The strategy also promised the creation of a voluntary cyber security certification program for SMEs, similar to ones launched by the U.K. and Australia, to show customers an organization has met basic cyber standards. Accredited third parties — likely consultants — would certify these minimum standards have been met. Those standards, however, first have to be set.
Since the plan was announced Innovation, Science, and Economic Development Canada (ISED), has been working with the federal Communications Security Establishment (CSE), which secures federal networks, the Standards Council of Canada and private sector accredited certification bodies to work out standards that organizations would have to meet to be certified. The Standards Council would approve the certification bodies.
According to the action plan, the first step of the certification program is the creation of a list of minimum security controls SMEs would have to meet — for example, doing an inventory of hardware and software assets. Those controls were released last April.
The official launch of the cyber certification program should be done this year, the timetable says.

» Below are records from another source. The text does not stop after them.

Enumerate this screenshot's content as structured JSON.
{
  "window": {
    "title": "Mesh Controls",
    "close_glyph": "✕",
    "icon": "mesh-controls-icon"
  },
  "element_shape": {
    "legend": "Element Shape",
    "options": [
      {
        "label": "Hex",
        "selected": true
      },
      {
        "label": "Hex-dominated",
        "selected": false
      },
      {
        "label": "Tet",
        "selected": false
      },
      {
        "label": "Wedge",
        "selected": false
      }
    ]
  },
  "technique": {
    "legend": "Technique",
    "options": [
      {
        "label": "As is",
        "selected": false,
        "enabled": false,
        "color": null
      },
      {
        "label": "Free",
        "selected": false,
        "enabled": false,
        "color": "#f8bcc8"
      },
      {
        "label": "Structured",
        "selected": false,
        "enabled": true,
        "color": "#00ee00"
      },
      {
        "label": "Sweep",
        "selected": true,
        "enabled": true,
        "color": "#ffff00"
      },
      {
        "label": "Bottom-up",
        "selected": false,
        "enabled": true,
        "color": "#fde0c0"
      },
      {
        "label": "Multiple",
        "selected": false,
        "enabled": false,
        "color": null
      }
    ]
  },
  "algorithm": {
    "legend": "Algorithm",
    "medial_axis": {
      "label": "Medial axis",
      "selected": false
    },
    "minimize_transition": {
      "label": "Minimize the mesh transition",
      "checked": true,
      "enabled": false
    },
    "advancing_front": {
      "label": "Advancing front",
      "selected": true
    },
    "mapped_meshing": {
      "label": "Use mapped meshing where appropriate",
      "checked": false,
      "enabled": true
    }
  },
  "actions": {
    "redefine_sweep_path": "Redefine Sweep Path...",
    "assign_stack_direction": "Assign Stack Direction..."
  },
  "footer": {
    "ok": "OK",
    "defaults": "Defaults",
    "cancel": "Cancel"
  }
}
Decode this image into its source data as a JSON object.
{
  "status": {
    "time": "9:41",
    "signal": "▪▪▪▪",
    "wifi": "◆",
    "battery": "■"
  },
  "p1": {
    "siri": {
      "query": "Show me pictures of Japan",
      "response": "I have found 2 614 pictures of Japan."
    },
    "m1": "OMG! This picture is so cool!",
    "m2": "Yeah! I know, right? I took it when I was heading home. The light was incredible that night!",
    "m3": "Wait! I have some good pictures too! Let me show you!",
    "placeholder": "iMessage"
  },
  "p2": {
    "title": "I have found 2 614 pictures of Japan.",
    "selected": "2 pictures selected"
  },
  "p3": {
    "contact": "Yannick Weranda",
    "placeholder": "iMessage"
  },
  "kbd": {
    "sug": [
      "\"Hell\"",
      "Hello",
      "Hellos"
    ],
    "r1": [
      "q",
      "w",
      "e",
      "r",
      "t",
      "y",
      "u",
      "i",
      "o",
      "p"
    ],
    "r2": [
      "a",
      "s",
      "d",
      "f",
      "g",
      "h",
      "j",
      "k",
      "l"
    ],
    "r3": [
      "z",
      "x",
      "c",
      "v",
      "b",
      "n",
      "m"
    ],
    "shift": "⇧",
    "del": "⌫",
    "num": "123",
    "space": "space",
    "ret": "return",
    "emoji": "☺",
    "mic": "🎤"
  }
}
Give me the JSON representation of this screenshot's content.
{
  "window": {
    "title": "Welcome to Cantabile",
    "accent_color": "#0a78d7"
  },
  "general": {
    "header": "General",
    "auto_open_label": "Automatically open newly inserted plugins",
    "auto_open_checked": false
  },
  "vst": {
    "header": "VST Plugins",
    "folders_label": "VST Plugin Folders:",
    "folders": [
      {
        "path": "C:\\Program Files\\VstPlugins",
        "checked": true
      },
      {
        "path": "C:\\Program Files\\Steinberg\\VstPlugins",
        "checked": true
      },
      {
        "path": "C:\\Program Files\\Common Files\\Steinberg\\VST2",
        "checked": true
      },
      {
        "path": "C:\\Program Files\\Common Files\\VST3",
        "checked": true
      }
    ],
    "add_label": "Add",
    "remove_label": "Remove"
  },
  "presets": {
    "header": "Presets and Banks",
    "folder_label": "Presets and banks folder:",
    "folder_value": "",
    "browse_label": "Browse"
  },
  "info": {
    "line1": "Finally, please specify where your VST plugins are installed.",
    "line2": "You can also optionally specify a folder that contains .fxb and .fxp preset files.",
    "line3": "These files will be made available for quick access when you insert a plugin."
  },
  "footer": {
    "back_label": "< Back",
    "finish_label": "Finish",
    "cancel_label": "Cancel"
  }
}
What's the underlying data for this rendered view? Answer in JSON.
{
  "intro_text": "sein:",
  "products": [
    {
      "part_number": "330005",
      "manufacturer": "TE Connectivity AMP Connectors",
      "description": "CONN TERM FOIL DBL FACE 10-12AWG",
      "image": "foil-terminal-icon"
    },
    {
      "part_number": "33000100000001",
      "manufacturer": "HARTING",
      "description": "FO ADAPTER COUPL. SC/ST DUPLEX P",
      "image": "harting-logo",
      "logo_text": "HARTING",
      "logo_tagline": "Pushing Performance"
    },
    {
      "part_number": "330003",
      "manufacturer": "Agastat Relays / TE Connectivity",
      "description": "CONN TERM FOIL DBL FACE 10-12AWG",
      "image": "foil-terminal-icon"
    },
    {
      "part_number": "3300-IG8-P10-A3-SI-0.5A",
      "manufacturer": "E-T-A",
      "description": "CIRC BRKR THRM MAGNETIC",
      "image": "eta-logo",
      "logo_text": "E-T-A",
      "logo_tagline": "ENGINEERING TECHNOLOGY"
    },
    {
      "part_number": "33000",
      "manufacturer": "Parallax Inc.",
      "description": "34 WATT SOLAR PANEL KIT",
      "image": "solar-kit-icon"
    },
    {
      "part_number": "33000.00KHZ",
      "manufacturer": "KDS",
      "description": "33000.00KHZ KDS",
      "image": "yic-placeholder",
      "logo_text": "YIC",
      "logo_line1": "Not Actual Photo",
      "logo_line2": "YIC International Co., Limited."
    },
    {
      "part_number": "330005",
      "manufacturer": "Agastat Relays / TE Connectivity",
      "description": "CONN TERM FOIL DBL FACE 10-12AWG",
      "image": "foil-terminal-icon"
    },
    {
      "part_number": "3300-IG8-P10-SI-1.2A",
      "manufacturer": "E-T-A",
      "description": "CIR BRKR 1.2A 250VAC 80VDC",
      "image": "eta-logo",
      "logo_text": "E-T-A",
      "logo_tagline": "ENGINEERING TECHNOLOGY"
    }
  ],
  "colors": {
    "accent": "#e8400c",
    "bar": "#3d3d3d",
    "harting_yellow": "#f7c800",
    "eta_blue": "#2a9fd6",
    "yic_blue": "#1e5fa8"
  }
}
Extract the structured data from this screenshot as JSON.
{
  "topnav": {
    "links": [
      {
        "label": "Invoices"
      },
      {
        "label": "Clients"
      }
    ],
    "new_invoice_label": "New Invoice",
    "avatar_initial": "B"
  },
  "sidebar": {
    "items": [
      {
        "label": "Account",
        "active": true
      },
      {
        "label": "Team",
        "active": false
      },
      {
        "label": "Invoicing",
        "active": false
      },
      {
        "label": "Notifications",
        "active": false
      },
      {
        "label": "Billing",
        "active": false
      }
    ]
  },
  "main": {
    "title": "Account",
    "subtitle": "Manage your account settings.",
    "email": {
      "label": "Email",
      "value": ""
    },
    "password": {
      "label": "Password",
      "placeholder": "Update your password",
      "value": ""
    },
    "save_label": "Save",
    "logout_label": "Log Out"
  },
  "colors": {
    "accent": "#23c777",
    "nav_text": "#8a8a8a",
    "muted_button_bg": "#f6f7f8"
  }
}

UPDATE: In an interview this morning Dani Keenan, press secretary to ISED minister Navdeep Bains said the certification program will be launched “in the very near future.”
A planned national standard for cyber security won’t be announced until sometime next year.
It should be noted that while the action plan outlines particular goals — such as the SME certification program — the dates for deliverables are merely by year. For example, the action plan says sometime this year the government will reveal its international cyber strategy. That would presumably cover Canada’s approach to global rules on Internet governance and cyber warfare.
And even though the strategy was released a year ago, some significant work has yet to be done. The promised Industrial Control System Advisory Committee has yet to be established. According to the timetable, work on that is still in the planning stage although the target date of creating the committee is set for at least the end of this year.
As part of the strategy, Public Safety Canada will deliver a comprehensive risk management approach for the 10 critical infrastructure sectors to enable them to better secure their systems and information. That will include improving the department’s capacity to conduct cybersecurity assessments to help organizations identify vulnerabilities — which will rely on a yet-to-be created technical network assessment tool. The government also plans to deliver cyber-based exercises for critical infrastructure to help them respond to, and recover from, cyber-attacks.